The StreetSpark program has unveiled the three murals that will be painted on Hamilton buildings this summer. Those murals will go onto buildings at the intersection of High Street and Martin Luther King Boulevard, as well as in the Lindenwald and Second Ward neighborhoods.
Two of the murals were designed by area art teachers, from Hamilton and Oak Hills high schools, and the other was designed by a local muralist and graphic designer. They will be painted on prominent Hamilton buildings, probably between May and July, said Jennifer Acus-Smith, StreetSpark’s program manager.
The new murals include:
• “Incrementum ,” a salute to the statue at the High-MLK intersection that recently was damaged and is being repaired in Alabama, was designed by artist Paul Loehle, a Badin High School graduate who now teaches art at Hamilton High School. Loehle also designed the popular Joe Nuxhall mural that was part of StreetSpark.
“He’s got a really, really nice realistic style and it’s very impressive,” Acus-Smith said about Loehle. “I wanted something really eye-catching to go at that site, because that’s such a highly trafficked location, and a lot of people will be seeing that and enjoying it.”
The statue depicted is called Hebe, Nymph of Brooks and Streams, and was Hamilton’s original public drinking fountain, an 1890 gift to the city from First National Bank.
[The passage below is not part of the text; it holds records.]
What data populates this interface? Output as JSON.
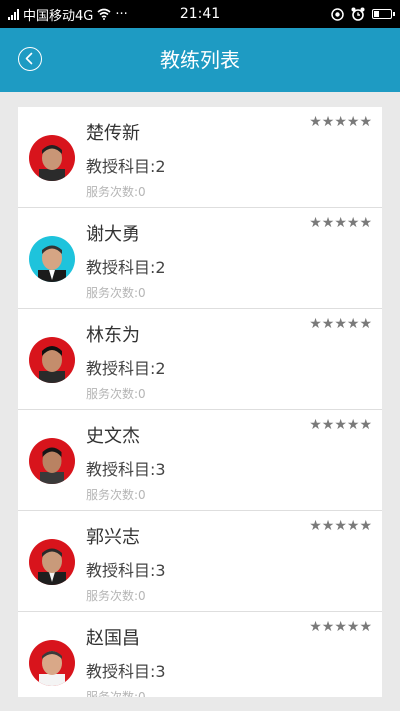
{
  "status_bar": {
    "carrier": "中国移动4G",
    "dots": "···",
    "time": "21:41"
  },
  "header": {
    "title": "教练列表",
    "back_icon": "back-arrow-circle-icon"
  },
  "colors": {
    "header_bg": "#1e9bc3",
    "avatar_red": "#d8141c",
    "avatar_cyan": "#1ec3dc"
  },
  "coaches": [
    {
      "name": "楚传新",
      "subject": "教授科目:2",
      "service": "服务次数:0",
      "rating": "★★★★★",
      "avatar_bg": "red"
    },
    {
      "name": "谢大勇",
      "subject": "教授科目:2",
      "service": "服务次数:0",
      "rating": "★★★★★",
      "avatar_bg": "cyan"
    },
    {
      "name": "林东为",
      "subject": "教授科目:2",
      "service": "服务次数:0",
      "rating": "★★★★★",
      "avatar_bg": "red"
    },
    {
      "name": "史文杰",
      "subject": "教授科目:3",
      "service": "服务次数:0",
      "rating": "★★★★★",
      "avatar_bg": "red"
    },
    {
      "name": "郭兴志",
      "subject": "教授科目:3",
      "service": "服务次数:0",
      "rating": "★★★★★",
      "avatar_bg": "red"
    },
    {
      "name": "赵国昌",
      "subject": "教授科目:3",
      "service": "服务次数:0",
      "rating": "★★★★★",
      "avatar_bg": "red"
    }
  ]
}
• “ The Flowing Pride of Lindenwald”will be painted on Minnick’s Drive Thru, 2537 Pleasant Ave., and was created by Dave Rickerd, a local muralist and graphic designer.
“It has all of the sort-of iconic Lindenwald buildings,” Acus-Smith said. “Maybe some of them aren’t there anymore. They’re places that people who grew up in Lindenwald will know and remember.”
• “Inspiring the Future” will be painted on the Booker T. Washington Community Center, 1140 S. Front St. It was designed by Jamie Schorsch, a Cincinnati artist who teaches art at Oak Hills High School
Acus-Smith said the committee that chose the winning designs liked that the mural “really focused on the youth, the kids who are using that center and are the future.”
In the mural, which includes images of plants, “the kids are sort-of being planted, and are growing in that soil there, and they’re going to blossom, and bloom into something great,” she said. The figures within the mural’s yellow bubbles represent past heroes from the area, and things children can become in the future, she added.
“It’s a variety of styles, which is great to see,” said Acus-Smith. “We’re thrilled with them. We had some really good choices this year. It’s never an easy decision, but definitely some standout designs this year.”
StreetSpark now is interviewing people wishing to paint the murals. The StreetSpark program, in its fourth year, is a partnership between the Fitton Center for Creative Arts, the city of Hamilton and Hamilton Community Foundation. In previous summers, eight murals were painted on buildings.
The winning selections were chosen from among 44 designs submitted by 30 artists. The selection committee was made up of arts professionals. Goals of StreetSpark include beautifying the city and also highlighting Hamilton’s artistic leanings.